Streets of Gotham has been an underrated title in the Batman stable. In many aspects this title eclipses the quality found in both the Batman and Detective Comics titles yet doesn’t get the amount of recognition it deserves, which is a shame because Streets definitely delivers all of the goods that one would want from a Bat-centric book. The only factor that has undermined this series to date is that there have been a few lapses in the story, as we have already had a couple of guest writers and it has broken up the larger story at hand.
Paul Dini delivers a masterful tale that focuses on two aspects in particular; the continuing emergence of Damian as a surprisingly engaging Robin, and the origin of the mysterious character Abuse who has been stalking this series since its inception.
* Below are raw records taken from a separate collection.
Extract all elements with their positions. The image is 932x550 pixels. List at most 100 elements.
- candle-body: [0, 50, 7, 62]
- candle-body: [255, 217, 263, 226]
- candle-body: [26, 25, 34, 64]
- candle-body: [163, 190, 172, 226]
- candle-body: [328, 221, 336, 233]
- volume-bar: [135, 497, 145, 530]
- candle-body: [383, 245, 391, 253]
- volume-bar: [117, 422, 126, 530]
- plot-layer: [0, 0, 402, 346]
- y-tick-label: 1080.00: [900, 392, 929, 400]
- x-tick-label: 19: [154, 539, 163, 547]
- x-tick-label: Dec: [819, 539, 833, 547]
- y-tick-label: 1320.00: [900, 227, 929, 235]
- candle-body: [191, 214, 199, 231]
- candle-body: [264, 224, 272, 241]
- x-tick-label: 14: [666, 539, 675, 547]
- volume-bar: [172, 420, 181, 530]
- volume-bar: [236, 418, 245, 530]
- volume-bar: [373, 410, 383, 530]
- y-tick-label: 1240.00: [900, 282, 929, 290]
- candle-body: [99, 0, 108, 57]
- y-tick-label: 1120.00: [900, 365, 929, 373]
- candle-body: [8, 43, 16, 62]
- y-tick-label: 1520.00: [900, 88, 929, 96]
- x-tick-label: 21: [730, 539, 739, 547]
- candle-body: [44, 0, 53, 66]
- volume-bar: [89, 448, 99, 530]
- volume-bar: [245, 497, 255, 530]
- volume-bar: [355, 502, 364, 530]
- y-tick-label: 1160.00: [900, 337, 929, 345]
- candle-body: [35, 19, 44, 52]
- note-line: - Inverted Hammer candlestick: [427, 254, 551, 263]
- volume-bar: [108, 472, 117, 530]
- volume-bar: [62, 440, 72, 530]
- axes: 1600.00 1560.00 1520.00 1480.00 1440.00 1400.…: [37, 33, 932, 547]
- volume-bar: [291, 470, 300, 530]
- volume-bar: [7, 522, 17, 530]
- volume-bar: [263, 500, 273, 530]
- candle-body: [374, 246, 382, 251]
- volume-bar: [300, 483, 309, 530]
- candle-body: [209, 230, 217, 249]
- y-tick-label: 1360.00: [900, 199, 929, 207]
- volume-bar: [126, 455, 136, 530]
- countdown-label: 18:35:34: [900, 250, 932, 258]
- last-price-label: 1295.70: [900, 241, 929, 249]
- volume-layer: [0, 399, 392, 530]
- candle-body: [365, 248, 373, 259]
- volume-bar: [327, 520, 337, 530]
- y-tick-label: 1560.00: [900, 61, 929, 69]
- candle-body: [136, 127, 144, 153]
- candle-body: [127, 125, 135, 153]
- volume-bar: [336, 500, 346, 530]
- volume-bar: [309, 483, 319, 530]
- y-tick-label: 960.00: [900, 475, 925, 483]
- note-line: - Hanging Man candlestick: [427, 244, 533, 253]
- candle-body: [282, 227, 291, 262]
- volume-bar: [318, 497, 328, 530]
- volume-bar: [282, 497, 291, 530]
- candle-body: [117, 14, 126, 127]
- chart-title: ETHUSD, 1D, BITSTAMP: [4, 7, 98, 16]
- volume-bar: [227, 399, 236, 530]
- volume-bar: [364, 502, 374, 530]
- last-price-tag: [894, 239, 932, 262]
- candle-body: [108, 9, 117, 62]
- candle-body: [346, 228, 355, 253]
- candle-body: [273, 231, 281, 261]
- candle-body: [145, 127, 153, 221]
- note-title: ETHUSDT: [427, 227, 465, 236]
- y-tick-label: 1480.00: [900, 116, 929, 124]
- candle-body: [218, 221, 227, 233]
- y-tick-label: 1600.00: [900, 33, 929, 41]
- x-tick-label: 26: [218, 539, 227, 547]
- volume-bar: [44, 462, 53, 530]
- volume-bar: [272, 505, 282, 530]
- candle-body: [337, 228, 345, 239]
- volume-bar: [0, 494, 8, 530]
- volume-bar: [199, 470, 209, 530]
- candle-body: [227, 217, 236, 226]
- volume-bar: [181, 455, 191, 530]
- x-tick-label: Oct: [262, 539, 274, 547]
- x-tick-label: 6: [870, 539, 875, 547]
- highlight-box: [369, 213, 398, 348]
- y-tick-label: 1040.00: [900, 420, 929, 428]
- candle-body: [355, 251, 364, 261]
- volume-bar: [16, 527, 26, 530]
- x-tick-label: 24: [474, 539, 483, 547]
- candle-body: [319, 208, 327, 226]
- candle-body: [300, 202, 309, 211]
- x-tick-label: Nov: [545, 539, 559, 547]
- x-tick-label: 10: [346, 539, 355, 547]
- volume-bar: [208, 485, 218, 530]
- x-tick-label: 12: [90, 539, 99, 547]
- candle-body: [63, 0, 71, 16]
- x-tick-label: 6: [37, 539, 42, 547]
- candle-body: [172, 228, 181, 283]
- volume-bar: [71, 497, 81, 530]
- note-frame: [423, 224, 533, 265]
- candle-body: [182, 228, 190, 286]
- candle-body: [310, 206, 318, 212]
Robin has really grown as the young sidekick to Batman and his awesomeness shines through in his actions here. Damian takes charge and goes out on his own as he surreptitiously ditches Batman. He runs into a young kid around his age named Colin and the two run into a fellow named Buddy, who is actually a “talent” scout for Zsasz and his Fight Club-esque organization.
Robin has a showdown with Zsasz in the arena and is shocked to find that his attempts to inflict hurt on his opponent prove fruitless. The fight scene is showcased extremely well in both writing and art. The reactions of Robin as he realizes that he has been cut is executed in such a fantastic manner.
Another highlight of the issue is the aforementioned Abuse, as we learn more about this enigmatic character through a captivating origin. Paul Dini has brought a potentially great character into the fold and, hopefully, he will stick around for a good long time. I look forward to seeing how Abuse will fit into the grand scheme of things with Batman and Robin over the course of time.
One of the most impressive features is the inner monologue of both Robin and Abuse. The writer has a tremendous feel for these characters and the city of Gotham and it shines through in the thoughts of these individuals. The dynamic duo function best when they are dealing with street elements with an underlying mystery driving the story and Paul Dini incorporates these into this title with ease. Of course, the beautiful art tandem of Dusting Nguyen and Derek Fridolfs serve as a wonderful compliment to the story.
Batman: Streets of Gotham constantly impresses and this issue is no different. This book will be right up the alley for those in search of a Batman story that lends itself more to the street and mystery elements that make Batman and his little corner of the universe such a compelling venue.